The design of these bioreactors was the core undertaking of Price and his team during the iVenture Accelerator. Dedicated research and development, conversations with well over 100 farmers, mentorship, and iterative prototyping, all of which are still ongoing, have optimized these contraptions, which are able to “convert all the waste into sustainable fertilizer that we can package and sell on behalf of the farmer” in a matter of a couple weeks (St. Ambrose University). The standardized compost and earthworm castings are then sold to greenhouses and other distributors.
While Price was busy spearheading research and technical development, there was a gaping hole in Earnest Earth’s operations and communications. Knowing this, Price began seeking a co-founder who could counterbalance his minutia mindset and scientific excellence. Dazzling co-founder Eddy Mejia did just that. If Price is considered the brains of the operation, Mejia “brings the energy and zest to Earnest.” He is a hustler, master communicator, and miraculously “knows a guy” to fulfill any other operational needs of the company. Their yin and yang dynamic has made Earnest Earth, in the words of Price himself, a “groovy” and outstanding venture.
Over the years, the original waste management arm of the company has prospered, and fortunately Price and Mejia no longer needed to stand ankle-deep in manure.
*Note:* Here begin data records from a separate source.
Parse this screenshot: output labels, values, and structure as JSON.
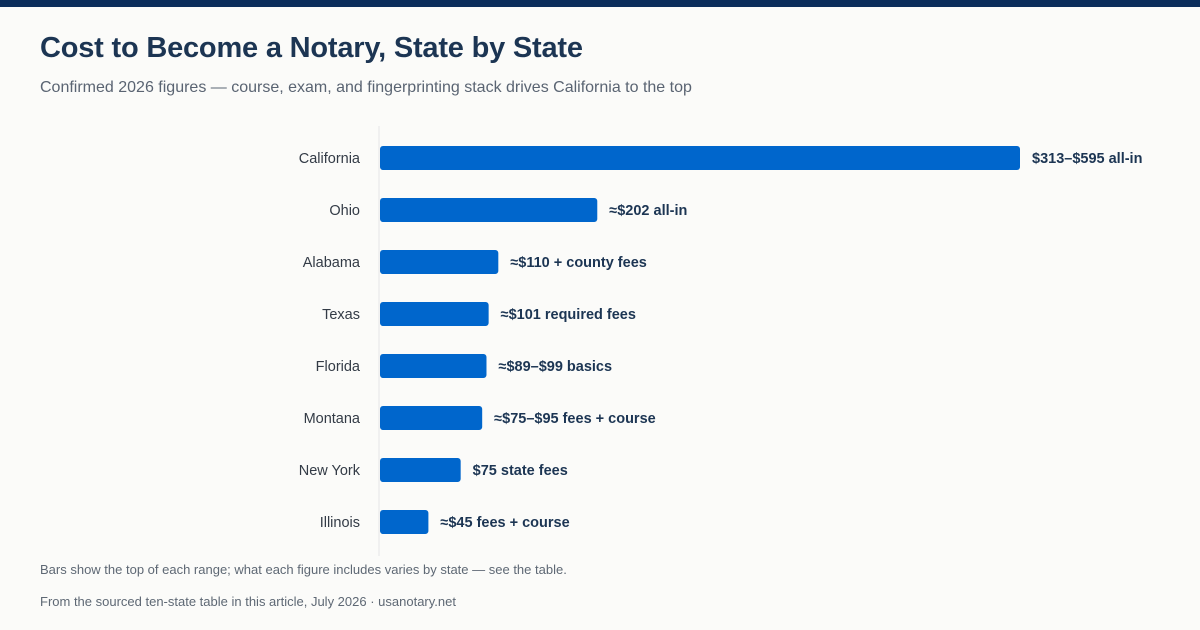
{
  "colors": {
    "top_bar": "#0b2d5b",
    "bar": "#0066cc",
    "title": "#1c3553",
    "axis_line": "#e6e6e6"
  },
  "title": "Cost to Become a Notary, State by State",
  "subtitle": "Confirmed 2026 figures — course, exam, and fingerprinting stack drives California to the top",
  "note": "Bars show the top of each range; what each figure includes varies by state — see the table.",
  "source": "From the sourced ten-state table in this article, July 2026 · usanotary.net",
  "chart_data": {
    "type": "bar",
    "orientation": "horizontal",
    "title": "Cost to Become a Notary, State by State",
    "xlabel": "",
    "ylabel": "",
    "grid": false,
    "xlim": [
      0,
      595
    ],
    "categories": [
      "California",
      "Ohio",
      "Alabama",
      "Texas",
      "Florida",
      "Montana",
      "New York",
      "Illinois"
    ],
    "values": [
      595,
      202,
      110,
      101,
      99,
      95,
      75,
      45
    ],
    "value_labels": [
      "$313–$595 all-in",
      "≈$202 all-in",
      "≈$110 + county fees",
      "≈$101 required fees",
      "≈$89–$99 basics",
      "≈$75–$95 fees + course",
      "$75 state fees",
      "≈$45 fees + course"
    ]
  }
}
In fact, the Earnest team receives hundreds of tons of manure annually, which has enabled them to focus on expanding the company to new heights. To respond to their exponential growth, they conceived Earnest Earth’s division of microbial research. In this facet, they work to identify microbes, or soil bacteria, beneficial for seed coatings on corn and soybean crops. While this active area of research has existed on the back end for several years and closely mirrored Price’s PhD, their two recently-acquired 25,000 square-foot warehouses have enabled them to hone in on experimentation.
Parallel to the blossoming of his agricultural waste company, which has graduated from the “old barns and machine sheds” they once occupied, Price was simultaneously fundamental to the growth of iVenture. After the end of iV5, he was hired as an intern to support the program and was deemed such a valuable player that he was offered a full-time position two years later. To that end, it’s fair to say that iVenture would not exist today without him.
From PhD student to chief science officer, venture fellow to program coordinator, and microbial ecologist to startup genius, the Illinois entrepreneurship ecosystem is incredibly fortunate to have had Gabriel Price a part of it. In the words of Manu Edakara, iVenture program coordinator, he has undoubtedly “earned his place in the iVenture Hall of Fame.”